Trouver un stage en entreprise

Autre possibilité : acquérir une expérience professionnelle. C’est la solution choisie par Adrien, 23 ans, titulaire depuis 2019 d’une licence de gestion de l’IAE (Institut d’administration des entreprises) de Lyon. « J’étais un peu perdu et j’avais postulé dans six masters, mais sans grande conviction, admet-il. Pour les masters de la Sorbonne et de Dauphine, il faut avoir un très bon niveau académique. Et, à l’IAE, j’ai raté l’épreuve orale de groupe. J’étais le seul à ne pas avoir de projet concret, tous les autres candidats avaient une idée, voire déjà une entreprise. » Loin de se décourager, il sollicite une convention de stage auprès de l’université Lyon 3 dont dépend l’IAE. « Au début, la fac a dit non, mais j’y suis retourné tous les jours pendant deux semaines. La troisième semaine, j’avais ma convention ! » Très vite, Adrien trouve un stage grâce au site Welcome to the Jungle. Il est employé jusqu’en janvier dans une entreprise agroalimentaire à Paris. Fort de cette expérience, il enchaîne avec un autre stage dans une start-up, de février à juillet.

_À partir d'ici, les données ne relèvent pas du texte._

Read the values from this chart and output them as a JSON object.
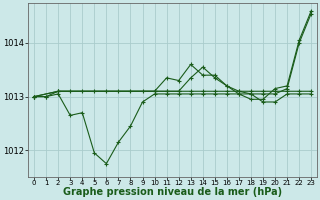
{
  "bg_color": "#cce8e8",
  "grid_color": "#aacccc",
  "line_color": "#1a5c1a",
  "title": "Graphe pression niveau de la mer (hPa)",
  "title_fontsize": 7,
  "xlim": [
    -0.5,
    23.5
  ],
  "ylim": [
    1011.5,
    1014.75
  ],
  "yticks": [
    1012,
    1013,
    1014
  ],
  "xticks": [
    0,
    1,
    2,
    3,
    4,
    5,
    6,
    7,
    8,
    9,
    10,
    11,
    12,
    13,
    14,
    15,
    16,
    17,
    18,
    19,
    20,
    21,
    22,
    23
  ],
  "series": [
    {
      "x": [
        0,
        1,
        2,
        3,
        4,
        5,
        6,
        7,
        8,
        9,
        10,
        11,
        12,
        13,
        14,
        15,
        16,
        17,
        18,
        19,
        20,
        21,
        22,
        23
      ],
      "y": [
        1013.0,
        1013.0,
        1013.05,
        1012.65,
        1012.7,
        1011.95,
        1011.75,
        1012.15,
        1012.45,
        1012.9,
        1013.05,
        1013.05,
        1013.05,
        1013.05,
        1013.05,
        1013.05,
        1013.05,
        1013.05,
        1013.05,
        1012.9,
        1012.9,
        1013.05,
        1013.05,
        1013.05
      ]
    },
    {
      "x": [
        0,
        1,
        2,
        3,
        4,
        5,
        6,
        7,
        8,
        9,
        10,
        11,
        12,
        13,
        14,
        15,
        16,
        17,
        18,
        19,
        20,
        21,
        22,
        23
      ],
      "y": [
        1013.0,
        1013.0,
        1013.1,
        1013.1,
        1013.1,
        1013.1,
        1013.1,
        1013.1,
        1013.1,
        1013.1,
        1013.1,
        1013.1,
        1013.1,
        1013.1,
        1013.1,
        1013.1,
        1013.1,
        1013.1,
        1013.1,
        1013.1,
        1013.1,
        1013.1,
        1013.1,
        1013.1
      ]
    },
    {
      "x": [
        0,
        2,
        10,
        11,
        12,
        13,
        14,
        15,
        16,
        17,
        18,
        19,
        20,
        21,
        22,
        23
      ],
      "y": [
        1013.0,
        1013.1,
        1013.1,
        1013.35,
        1013.3,
        1013.6,
        1013.4,
        1013.4,
        1013.2,
        1013.05,
        1012.95,
        1012.95,
        1013.15,
        1013.2,
        1014.05,
        1014.6
      ]
    },
    {
      "x": [
        0,
        2,
        10,
        11,
        12,
        13,
        14,
        15,
        16,
        17,
        18,
        19,
        20,
        21,
        22,
        23
      ],
      "y": [
        1013.0,
        1013.1,
        1013.1,
        1013.1,
        1013.1,
        1013.35,
        1013.55,
        1013.35,
        1013.2,
        1013.1,
        1013.05,
        1013.05,
        1013.05,
        1013.15,
        1014.0,
        1014.55
      ]
    }
  ]
}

Un pari gagnant : « Cette fois mon dossier a été accepté en master à l’IAE…, mais j’ai refusé la place », s’amuse l’étudiant, qui a intégré l’EM Lyon, une école de commerce.

 « Tant qu’on n’a pas trouvé son master, on est étudiant et la faculté peut faire une convention de stage, confirme Laetitia Thery. Avoir un petit job dans une boulangerie est mieux que rien, mais les stages en rapport avec le projet professionnel permettent de développer des compétences qui consolideront le dossier pour le master. » De même pour les années de césure à l’étranger – hors période de pandémie : « Ce type de césure, surtout quand c’est pour faire un stage ou un service civique, est très bien vu dans les universités, les écoles et les entreprises », assure la coach d’orientation. Avec toujours ce conseil en tête : plus le projet est anticipé, plus il sera facile à réaliser !

Le service civique, du temps pour rebondir

Témoignage Martin, 21 ans  

Martin, 21 ans, a choisi de faire une année de césure après sa licence de sciences politiques européennes, à l’ESPOL de Lille. En juin, il a postulé à une offre sur le site du service civique : « La seule qui correspondait à la branche qui m’intéresse : les affaires européennes ». Recruté en septembre 2020, il rejoint les Jeunes européens-Strasbourg, une association qui sensibilise les élèves à la citoyenneté européenne. Avec sa convention de vingt-quatre heures hebdomadaires, Adrien est payé 580 euros par mois. Au cours de ses huit mois de mission, il mobilise des bénévoles, contacte des partenaires éducatifs et participe aux interventions dans les établissements scolaires. « Cette expérience professionnelle me conforte dans mon choix de master de politique publique européenne. J’ai le temps de bien préparer mes candidatures. Alors qu’en troisième année de licence, avec le mémoire et les partiels, j’avais la tête dans le guidon », se souvient-il, avec le bon espoir que ce service civique lui ouvre les portes des « meilleurs masters » de sa liste.